NETosis and NADPH oxidase: at the intersection of host defense, inflammation, and injury

Neutrophils are armed with both oxidant-dependent and -independent pathways for killing pathogens. Activation of the phagocyte nicotinamide adenine dinucleotide phosphate (NADPH) oxidase constitutes an emergency response to infectious threat and results in the generation of antimicrobial reactive oxidants. In addition, NADPH oxidase activation in neutrophils is linked to activation of granular proteases and generation of neutrophil extracellular traps (NETs). NETosis involves the release of nuclear and granular components that can target extracellular pathogens. NETosis is activated during microbial threat and in certain conditions mimicking sepsis, and can result in both augmented host defense and inflammatory injury. In contrast, apoptosis, the physiological form of neutrophil death, not only leads to non-inflammatory cell death but also contributes to alleviate inflammation. Although there are significant gaps in knowledge regarding the specific contribution of NETs to host defense, we speculate that the coordinated activation of NADPH oxidase and NETosis maximizes microbial killing. Work in engineered mice and limited patient experience point to varying susceptibility of bacterial and fungal pathogens to NADPH oxidase versus NET constituents. Since reactive oxidants and NET constituents can injure host tissue, it is important that these pathways be tightly regulated. Recent work supports a role for NETosis in both acute lung injury and in autoimmunity. Knowledge gained about mechanisms that modulate NETosis may lead to novel therapeutic approaches to limit inflammation-associated injury.

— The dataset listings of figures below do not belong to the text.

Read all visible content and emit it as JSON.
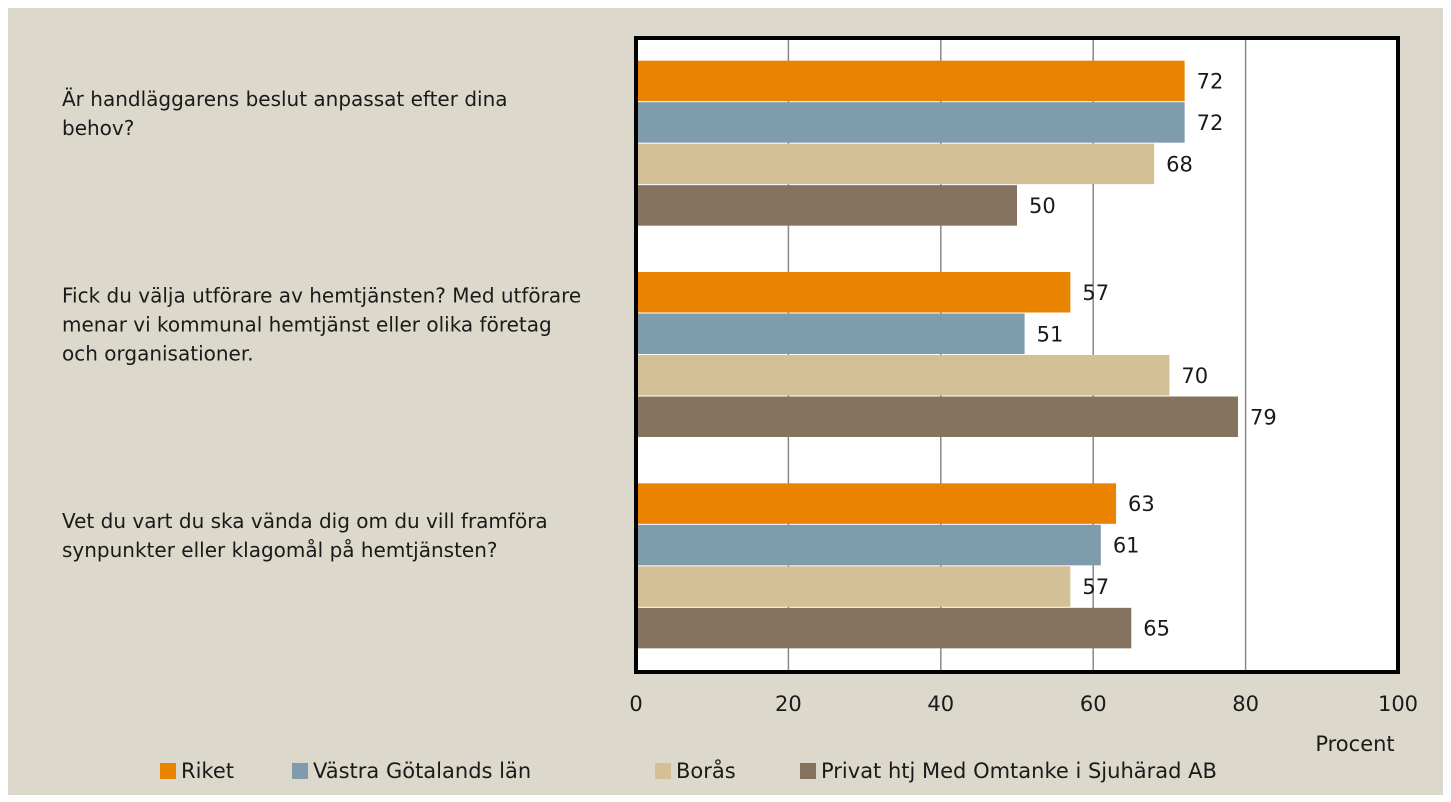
{
  "chart_data": {
    "type": "barh",
    "categories": [
      "Är handläggarens beslut anpassat efter dina behov?",
      "Fick du välja utförare av hemtjänsten? Med utförare menar vi kommunal hemtjänst eller olika företag och organisationer.",
      "Vet du vart du ska vända dig om du vill framföra synpunkter eller klagomål på hemtjänsten?"
    ],
    "series": [
      {
        "name": "Riket",
        "color": "#e98300",
        "values": [
          72,
          57,
          63
        ]
      },
      {
        "name": "Västra Götalands län",
        "color": "#7f9cad",
        "values": [
          72,
          51,
          61
        ]
      },
      {
        "name": "Borås",
        "color": "#d3c096",
        "values": [
          68,
          70,
          57
        ]
      },
      {
        "name": "Privat htj Med Omtanke i Sjuhärad AB",
        "color": "#85735f",
        "values": [
          50,
          79,
          65
        ]
      }
    ],
    "xlabel": "Procent",
    "xlim": [
      0,
      100
    ],
    "xticks": [
      0,
      20,
      40,
      60,
      80,
      100
    ],
    "grid": true,
    "legend": "bottom"
  }
}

Monocyte- and Macrophage-Targeted NADPH Oxidase Mediates Antifungal Host Defense and Regulation of Acute Inflammation in Mice

Chronic granulomatous disease, an inherited disorder of the NADPH oxidase in which phagocytes are defective in the generation of superoxide anion and downstream reactive oxidant species, is characterized by severe bacterial and fungal infections and excessive inflammation. Although NADPH oxidase isoforms exist in several lineages, reactive oxidant generation is greatest in neutrophils, where NADPH oxidase has been deemed vital for pathogen killing. In contrast, the function and importance of NADPH oxidase in macrophages are less clear. Therefore, we evaluated susceptibility to pulmonary aspergillosis in globally NADPH oxidase–deficient mice versus transgenic mice with monocyte/macrophage-targeted NADPH oxidase activity. We found that the lethal inoculum was >100-fold greater in transgenic versus globally NADPH oxidase–deficient mice. Consistent with these in vivo results, NADPH oxidase in mouse alveolar macrophages limited germination of phagocytosed Aspergillus fumigatus spores. Finally, globally NADPH oxidase–deficient mice developed exuberant neutrophilic lung inflammation and proinflammatory cytokine responses to zymosan, a fungal cell wall–derived product composed principally of particulate β-glucans, whereas inflammation in transgenic and wild-type mice was mild and transient. Taken together, our studies identify a central role for monocyte/macrophage NADPH oxidase in controlling fungal infection and in limiting acute lung inflammation.